I’ve just downloaded Dietrich Bonhoeffer’s book, The Cost of Discipleship. I’ve heard it’s a tough read, as the title implies.
Being a Christian isn’t comfortable, nor is it safe (depending on your definition of safe). There’s a cost. There’s also great relief and reward, but that’s a topic for another day.
In The Lion, the Witch, and the Wardrobe, Susan asked this about Aslan the great lion. “Is he-quite safe?” “Safe?” said Mr. Beaver… “Who said anything about safe? ‘Course he isn’t safe. But he’s good.”
So back to Bonhoeffer. He was a Lutheran pastor known for his staunch resistance to the Nazis. He’s known for his writings on Christianity’s role in the secular world and was a founding member of the Confessing Church, a movement within German Protestantism during the Nazi era in opposition to government-sponsored efforts to unify all Protestant churches into a single pro-Nazi church.
(Of the 18,000 Protestant pastors in Germany at the time, 3000 adhered to the pro-Nazi church, 3000 to the Confessing Church, and 12,000 chose not to affiliate with either.)
Bonhoeffer was arrested in April 1943 by the Gestapo and imprisoned for a year and a half. Later, he was transferred to Flossenbürg concentration camp. For standing up for what he believed, he was hanged on
April 9, 1945 as the Nazi regime was collapsing, twenty-one days before Hitler committed suicide.
Here are some of his famous quotes.
“We are not to simply bandage the wounds of victims beneath the wheels of injustice, we are to drive a spoke into the wheel itself.”
On Judging Others:
“Judging others makes us blind, whereas love is illuminating.”

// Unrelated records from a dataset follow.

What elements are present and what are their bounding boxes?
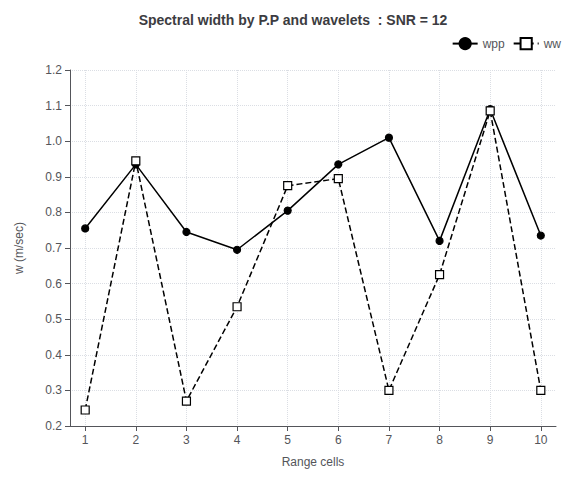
svg-text:w (m/sec): w (m/sec) — [12, 222, 26, 275]
svg-text:0.2: 0.2 — [45, 419, 62, 433]
svg-text:7: 7 — [386, 433, 393, 447]
svg-text:0.7: 0.7 — [45, 241, 62, 255]
svg-text:0.8: 0.8 — [45, 205, 62, 219]
svg-text:wpp: wpp — [482, 37, 505, 51]
svg-text:Range cells: Range cells — [282, 455, 345, 469]
svg-text:10: 10 — [534, 433, 548, 447]
svg-text:6: 6 — [335, 433, 342, 447]
svg-text:4: 4 — [234, 433, 241, 447]
svg-text:5: 5 — [284, 433, 291, 447]
svg-text:3: 3 — [183, 433, 190, 447]
svg-text:1.1: 1.1 — [45, 99, 62, 113]
svg-text:0.6: 0.6 — [45, 277, 62, 291]
svg-text:1: 1 — [82, 433, 89, 447]
svg-text:0.4: 0.4 — [45, 348, 62, 362]
svg-text:1.2: 1.2 — [45, 63, 62, 77]
svg-text:0.5: 0.5 — [45, 312, 62, 326]
svg-text:2: 2 — [132, 433, 139, 447]
svg-text:0.9: 0.9 — [45, 170, 62, 184]
svg-text:9: 9 — [487, 433, 494, 447]
svg-text:0.3: 0.3 — [45, 383, 62, 397]
svg-text:Spectral width by P.P and wave: Spectral width by P.P and wavelets : SNR… — [139, 12, 448, 28]
svg-text:1.0: 1.0 — [45, 134, 62, 148]
svg-text:ww: ww — [543, 37, 562, 51]
svg-text:8: 8 — [436, 433, 443, 447]
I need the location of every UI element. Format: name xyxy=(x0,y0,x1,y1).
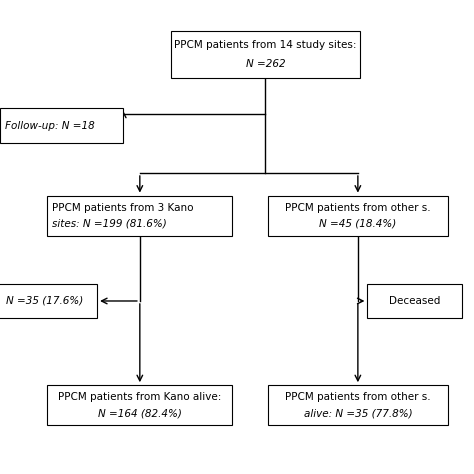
Text: N =35 (17.6%): N =35 (17.6%) xyxy=(7,296,83,306)
Text: N =262: N =262 xyxy=(246,59,285,69)
Text: PPCM patients from 14 study sites:: PPCM patients from 14 study sites: xyxy=(174,40,357,50)
Bar xyxy=(268,195,448,236)
Text: N =164 (82.4%): N =164 (82.4%) xyxy=(98,408,182,419)
Text: PPCM patients from Kano alive:: PPCM patients from Kano alive: xyxy=(58,392,221,402)
Text: N =45 (18.4%): N =45 (18.4%) xyxy=(319,219,396,229)
Text: alive: N =35 (77.8%): alive: N =35 (77.8%) xyxy=(303,408,412,419)
Bar xyxy=(0,108,123,143)
Text: sites: N =199 (81.6%): sites: N =199 (81.6%) xyxy=(52,219,167,229)
Text: PPCM patients from other s.: PPCM patients from other s. xyxy=(285,392,431,402)
Text: Deceased: Deceased xyxy=(389,296,440,306)
Text: Follow-up: N =18: Follow-up: N =18 xyxy=(5,120,94,131)
Bar xyxy=(0,284,97,318)
Text: PPCM patients from 3 Kano: PPCM patients from 3 Kano xyxy=(52,202,194,213)
Bar xyxy=(47,385,232,426)
Bar xyxy=(367,284,462,318)
Bar xyxy=(268,385,448,426)
Bar xyxy=(47,195,232,236)
Text: PPCM patients from other s.: PPCM patients from other s. xyxy=(285,202,431,213)
Bar xyxy=(171,31,360,78)
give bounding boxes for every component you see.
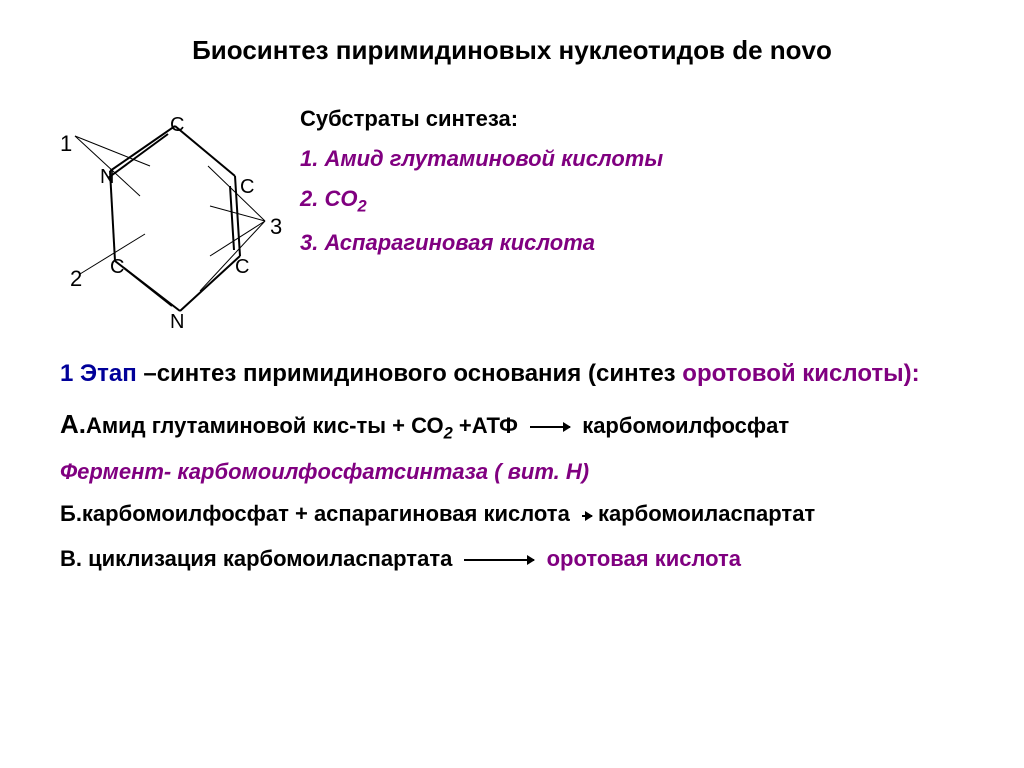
substrate-2-sub: 2 xyxy=(357,197,366,215)
step-b-product: карбомоиласпартат xyxy=(598,501,815,526)
enzyme-line: Фермент- карбомоилфосфатсинтаза ( вит. Н… xyxy=(60,459,964,485)
step-a-product: карбомоилфосфат xyxy=(582,413,789,438)
stage-1-text: –синтез пиримидинового основания (синтез xyxy=(143,360,682,387)
stage-1-label: 1 Этап xyxy=(60,360,143,387)
pyrimidine-ring-diagram: CNCCCN123 xyxy=(50,106,280,336)
substrates-heading: Субстраты синтеза: xyxy=(300,106,1024,132)
substrate-3: 3. Аспарагиновая кислота xyxy=(300,230,1024,256)
step-c-before: В. циклизация карбомоиласпартата xyxy=(60,546,452,571)
step-c-product: оротовая кислота xyxy=(547,546,741,571)
step-a: А.Амид глутаминовой кис-ты + СО2 +АТФ ка… xyxy=(60,406,964,445)
ring-svg xyxy=(60,106,290,336)
arrow-icon xyxy=(464,559,534,561)
substrates-block: Субстраты синтеза: 1. Амид глутаминовой … xyxy=(280,106,1024,336)
stage-1-orotov: оротовой кислоты): xyxy=(682,360,919,387)
content-row: CNCCCN123 Субстраты синтеза: 1. Амид глу… xyxy=(50,106,1024,336)
substrate-2-text: 2. СО xyxy=(300,186,357,211)
step-b-before: Б.карбомоилфосфат + аспарагиновая кислот… xyxy=(60,501,570,526)
page-title: Биосинтез пиримидиновых нуклеотидов de n… xyxy=(0,0,1024,76)
substrate-1: 1. Амид глутаминовой кислоты xyxy=(300,146,1024,172)
step-b: Б.карбомоилфосфат + аспарагиновая кислот… xyxy=(60,499,964,530)
arrow-icon xyxy=(530,426,570,428)
step-a-sub: 2 xyxy=(444,424,453,442)
substrate-2: 2. СО2 xyxy=(300,186,1024,216)
step-a-before: Амид глутаминовой кис-ты + СО xyxy=(86,413,444,438)
step-a-lead: А. xyxy=(60,409,86,439)
arrow-icon xyxy=(582,515,592,517)
stage-1: 1 Этап –синтез пиримидинового основания … xyxy=(60,356,964,392)
step-c: В. циклизация карбомоиласпартата оротова… xyxy=(60,544,964,575)
step-a-after: +АТФ xyxy=(453,413,518,438)
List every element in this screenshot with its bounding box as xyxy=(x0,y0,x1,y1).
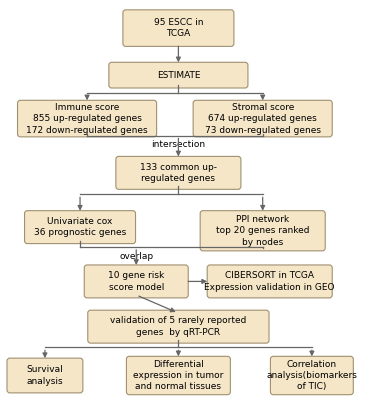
FancyBboxPatch shape xyxy=(207,265,332,298)
FancyBboxPatch shape xyxy=(7,358,83,393)
FancyBboxPatch shape xyxy=(193,100,332,137)
Text: Immune score
855 up-regulated genes
172 down-regulated genes: Immune score 855 up-regulated genes 172 … xyxy=(26,103,148,134)
Text: ESTIMATE: ESTIMATE xyxy=(157,71,200,80)
FancyBboxPatch shape xyxy=(270,356,353,395)
Text: 95 ESCC in
TCGA: 95 ESCC in TCGA xyxy=(154,18,203,38)
Text: Differential
expression in tumor
and normal tissues: Differential expression in tumor and nor… xyxy=(133,360,224,392)
Text: Survival
analysis: Survival analysis xyxy=(26,365,63,386)
Text: 10 gene risk
score model: 10 gene risk score model xyxy=(108,271,164,292)
Text: CIBERSORT in TCGA
Expression validation in GEO: CIBERSORT in TCGA Expression validation … xyxy=(205,271,335,292)
Text: Stromal score
674 up-regulated genes
73 down-regulated genes: Stromal score 674 up-regulated genes 73 … xyxy=(205,103,321,134)
FancyBboxPatch shape xyxy=(25,211,135,244)
FancyBboxPatch shape xyxy=(127,356,230,395)
FancyBboxPatch shape xyxy=(200,211,325,251)
FancyBboxPatch shape xyxy=(116,156,241,189)
Text: intersection: intersection xyxy=(151,140,205,149)
Text: 133 common up-
regulated genes: 133 common up- regulated genes xyxy=(140,163,217,183)
Text: Correlation
analysis(biomarkers
of TIC): Correlation analysis(biomarkers of TIC) xyxy=(266,360,357,392)
FancyBboxPatch shape xyxy=(18,100,157,137)
Text: overlap: overlap xyxy=(119,252,153,260)
Text: Univariate cox
36 prognostic genes: Univariate cox 36 prognostic genes xyxy=(34,217,126,237)
FancyBboxPatch shape xyxy=(109,62,248,88)
FancyBboxPatch shape xyxy=(88,310,269,343)
FancyBboxPatch shape xyxy=(123,10,234,46)
Text: PPI network
top 20 genes ranked
by nodes: PPI network top 20 genes ranked by nodes xyxy=(216,215,309,247)
FancyBboxPatch shape xyxy=(84,265,188,298)
Text: validation of 5 rarely reported
genes  by qRT-PCR: validation of 5 rarely reported genes by… xyxy=(110,316,247,337)
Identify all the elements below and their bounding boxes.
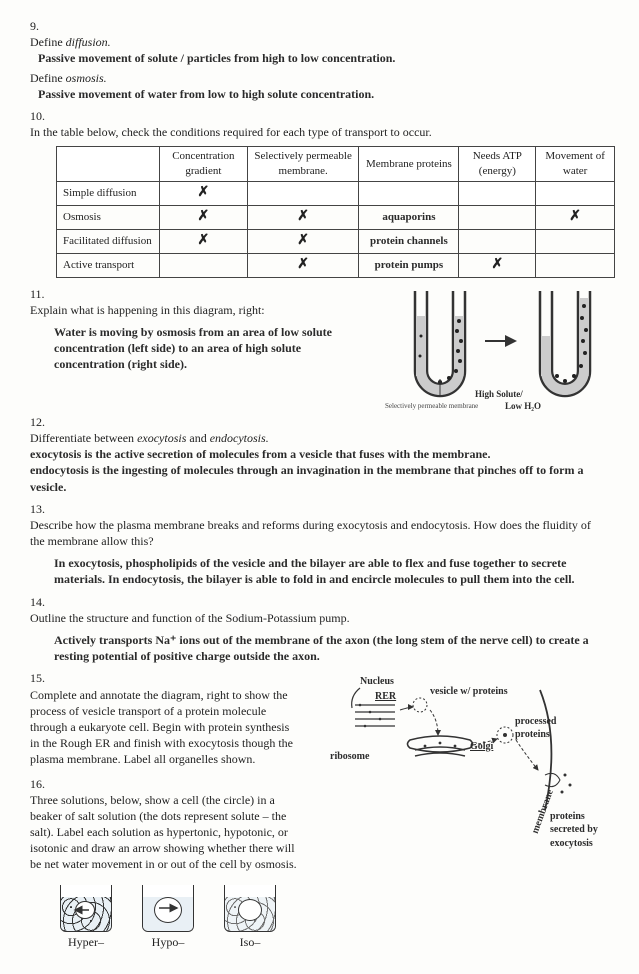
q9-term-b: osmosis. [66,71,107,85]
q14-num: 14. [30,594,50,610]
cell: ✗ [159,229,247,253]
label-membrane: Selectively permeable membrane [385,402,478,411]
beaker-hyper: Hyper– [60,885,112,950]
cell [536,253,615,277]
table-row: Simple diffusion ✗ [57,182,615,206]
vesicle-diagram: Nucleus RER vesicle w/ proteins Golgi pr… [330,670,590,844]
question-11-row: 11. Explain what is happening in this di… [30,286,615,410]
q10-num: 10. [30,108,50,124]
row-label: Osmosis [57,205,160,229]
cell: ✗ [159,205,247,229]
cell [459,205,536,229]
q12-prompt: Differentiate between [30,431,137,445]
label-rer: RER [375,690,396,704]
beaker-hypo: Hypo– [142,885,194,950]
th-prot: Membrane proteins [359,147,459,182]
q9-prompt-a: Define [30,35,63,49]
table-header-row: Concentration gradient Selectively perme… [57,147,615,182]
row-label: Simple diffusion [57,182,160,206]
label-ribosome: ribosome [330,750,369,764]
cell: protein channels [359,229,459,253]
q12-mid: and [186,431,209,445]
label-low-h2o: Low H₂O [505,400,541,412]
cell: protein pumps [359,253,459,277]
question-16: 16. Three solutions, below, show a cell … [30,776,320,873]
question-9: 9. Define diffusion. Passive movement of… [30,18,615,102]
cell [247,182,358,206]
q13-answer: In exocytosis, phospholipids of the vesi… [54,555,615,587]
th-water: Movement of water [536,147,615,182]
th-blank [57,147,160,182]
cell: ✗ [247,253,358,277]
q10-prompt: In the table below, check the conditions… [30,124,593,140]
beaker-row: Hyper– Hypo– Iso– [60,885,615,950]
q9-num: 9. [30,18,50,34]
label-secreted: proteins secreted by exocytosis [550,810,600,851]
q12-term2: endocytosis. [210,431,269,445]
table-row: Osmosis ✗ ✗ aquaporins ✗ [57,205,615,229]
th-conc: Concentration gradient [159,147,247,182]
label-vesicle: vesicle w/ proteins [430,685,508,699]
cell: ✗ [536,205,615,229]
beaker-label: Hyper– [60,934,112,950]
question-12: 12. Differentiate between exocytosis and… [30,414,615,495]
q9-answer-a: Passive movement of solute / particles f… [38,50,593,66]
q16-num: 16. [30,776,50,792]
cell [159,253,247,277]
label-high-solute: High Solute/ [475,388,523,400]
q14-prompt: Outline the structure and function of th… [30,610,593,626]
q13-num: 13. [30,501,50,517]
q11-num: 11. [30,286,50,302]
cell [536,182,615,206]
question-10: 10. In the table below, check the condit… [30,108,615,140]
cell: ✗ [459,253,536,277]
cell: ✗ [159,182,247,206]
th-memb: Selectively permeable membrane. [247,147,358,182]
q9-prompt-b: Define [30,71,63,85]
q14-answer: Actively transports Na⁺ ions out of the … [54,632,615,664]
q9-term-a: diffusion. [66,35,111,49]
q12-answer1: exocytosis is the active secretion of mo… [30,446,593,462]
cell [359,182,459,206]
cell: aquaporins [359,205,459,229]
cell: ✗ [247,205,358,229]
beaker-iso: Iso– [224,885,276,950]
question-14: 14. Outline the structure and function o… [30,594,615,626]
q12-term1: exocytosis [137,431,186,445]
row-label: Active transport [57,253,160,277]
transport-table: Concentration gradient Selectively perme… [56,146,615,277]
q11-prompt: Explain what is happening in this diagra… [30,302,367,318]
label-processed: processed proteins [515,715,590,742]
question-15-row: 15. Complete and annotate the diagram, r… [30,670,615,878]
q9-answer-b: Passive movement of water from low to hi… [38,86,593,102]
beaker-label: Iso– [224,934,276,950]
label-golgi: Golgi [470,740,493,754]
table-row: Active transport ✗ protein pumps ✗ [57,253,615,277]
beaker-label: Hypo– [142,934,194,950]
cell: ✗ [247,229,358,253]
q12-answer2: endocytosis is the ingesting of molecule… [30,462,593,494]
cell [459,229,536,253]
cell [536,229,615,253]
q12-num: 12. [30,414,50,430]
th-atp: Needs ATP (energy) [459,147,536,182]
cell [459,182,536,206]
question-15: 15. Complete and annotate the diagram, r… [30,670,320,767]
q11-answer: Water is moving by osmosis from an area … [54,324,354,373]
question-13: 13. Describe how the plasma membrane bre… [30,501,615,550]
q15-num: 15. [30,670,50,686]
table-row: Facilitated diffusion ✗ ✗ protein channe… [57,229,615,253]
row-label: Facilitated diffusion [57,229,160,253]
q13-prompt: Describe how the plasma membrane breaks … [30,517,593,549]
label-nucleus: Nucleus [360,675,394,689]
q15-prompt: Complete and annotate the diagram, right… [30,687,298,768]
u-tube-diagram: High Solute/ Low H₂O Selectively permeab… [405,286,615,410]
question-11: 11. Explain what is happening in this di… [30,286,389,318]
q16-prompt: Three solutions, below, show a cell (the… [30,792,298,873]
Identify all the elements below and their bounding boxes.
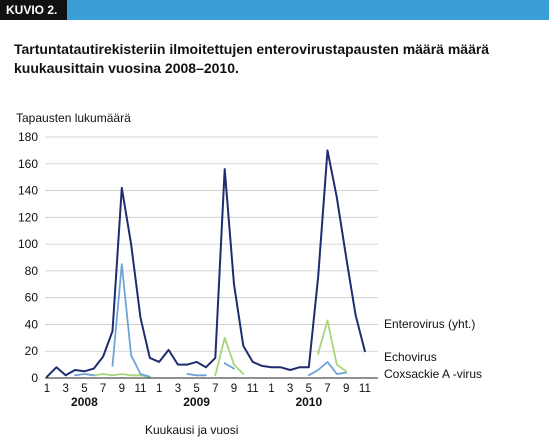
- series-line: [223, 362, 235, 370]
- series-line: [111, 263, 151, 378]
- y-ticks: 0 20 40 60 80 100 120 140 160 180: [18, 130, 38, 385]
- x-ticks: 1 3 5 7 9 11 1 3 5 7 9 11 1 3 5 7 9 11: [44, 383, 371, 395]
- x-tick-label: 5: [81, 383, 87, 395]
- header-bar: [0, 0, 549, 20]
- series-line: [317, 319, 348, 373]
- year-label: 2008: [71, 395, 98, 409]
- y-tick-label: 80: [25, 264, 39, 278]
- x-axis-label: Kuukausi ja vuosi: [145, 423, 238, 437]
- x-tick-label: 9: [119, 383, 125, 395]
- y-tick-label: 180: [18, 130, 38, 144]
- x-tick-label: 3: [62, 383, 68, 395]
- x-tick-label: 5: [306, 383, 312, 395]
- chart-title: Tartuntatautirekisteriin ilmoitettujen e…: [14, 41, 490, 76]
- series-line: [186, 373, 207, 377]
- series-labels: Enterovirus (yht.) Echovirus Coxsackie A -…: [384, 317, 482, 381]
- x-tick-label: 11: [135, 383, 147, 395]
- x-tick-label: 9: [231, 383, 237, 395]
- x-tick-label: 1: [44, 383, 50, 395]
- x-tick-label: 11: [247, 383, 259, 395]
- y-tick-label: 0: [31, 371, 38, 385]
- series-line: [92, 373, 151, 378]
- series-label: Enterovirus (yht.): [384, 317, 475, 331]
- grid: [45, 136, 378, 379]
- x-tick-label: 11: [359, 383, 371, 395]
- year-label: 2009: [183, 395, 210, 409]
- series-lines: [46, 149, 366, 378]
- x-tick-label: 7: [100, 383, 106, 395]
- y-tick-label: 100: [18, 237, 38, 251]
- series-label: Coxsackie A -virus: [384, 367, 482, 381]
- y-tick-label: 20: [25, 344, 39, 358]
- series-line: [214, 336, 245, 377]
- figure-tag: KUVIO 2.: [0, 0, 68, 20]
- x-tick-label: 1: [268, 383, 274, 395]
- x-tick-label: 5: [193, 383, 199, 395]
- series-line: [46, 149, 366, 378]
- x-tick-label: 1: [156, 383, 162, 395]
- series-line: [307, 360, 348, 377]
- year-label: 2010: [295, 395, 322, 409]
- y-tick-label: 120: [18, 210, 38, 224]
- y-tick-label: 40: [25, 317, 39, 331]
- series-line: [74, 373, 95, 377]
- y-axis-label: Tapausten lukumäärä: [16, 111, 131, 125]
- x-tick-label: 7: [212, 383, 218, 395]
- x-tick-label: 3: [175, 383, 181, 395]
- x-tick-label: 7: [324, 383, 330, 395]
- y-tick-label: 140: [18, 184, 38, 198]
- x-tick-label: 9: [343, 383, 349, 395]
- x-tick-label: 3: [287, 383, 293, 395]
- y-tick-label: 160: [18, 157, 38, 171]
- series-label: Echovirus: [384, 350, 437, 364]
- y-tick-label: 60: [25, 291, 39, 305]
- year-labels: 2008 2009 2010: [71, 395, 322, 409]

“There is no way to peace along the way of safety. For peace must be dared; it is itself the great venture and can never be safe.”
To summarize, things aren’t comfortable, peaceful, or safe in our country right now. Black Americans, American Indians, and others have known this for centuries; whites are waking up. There are schisms in our culture and within the Church. I hold out hope, because God’s not caught off guard. He’ll use it all for great good ultimately. The path, however, is a rocky one.
Theodore Roosevelt said, “Nothing in the world is worth having or worth doing unless it means effort, pain, difficulty.” Change is upon us whether we like it or not. We have the opportunity to lean into it, but it’ll cost us. Status quo is not an option. Bonhoeffer’s leadership cost him his life but helped change the modern world. I’m not trying to be overly dramatic, but I want to be girded in order to stand strong. That’s why I’m reading The Cost of Discipleship.
“Peace must be dared. It is itself the great venture.”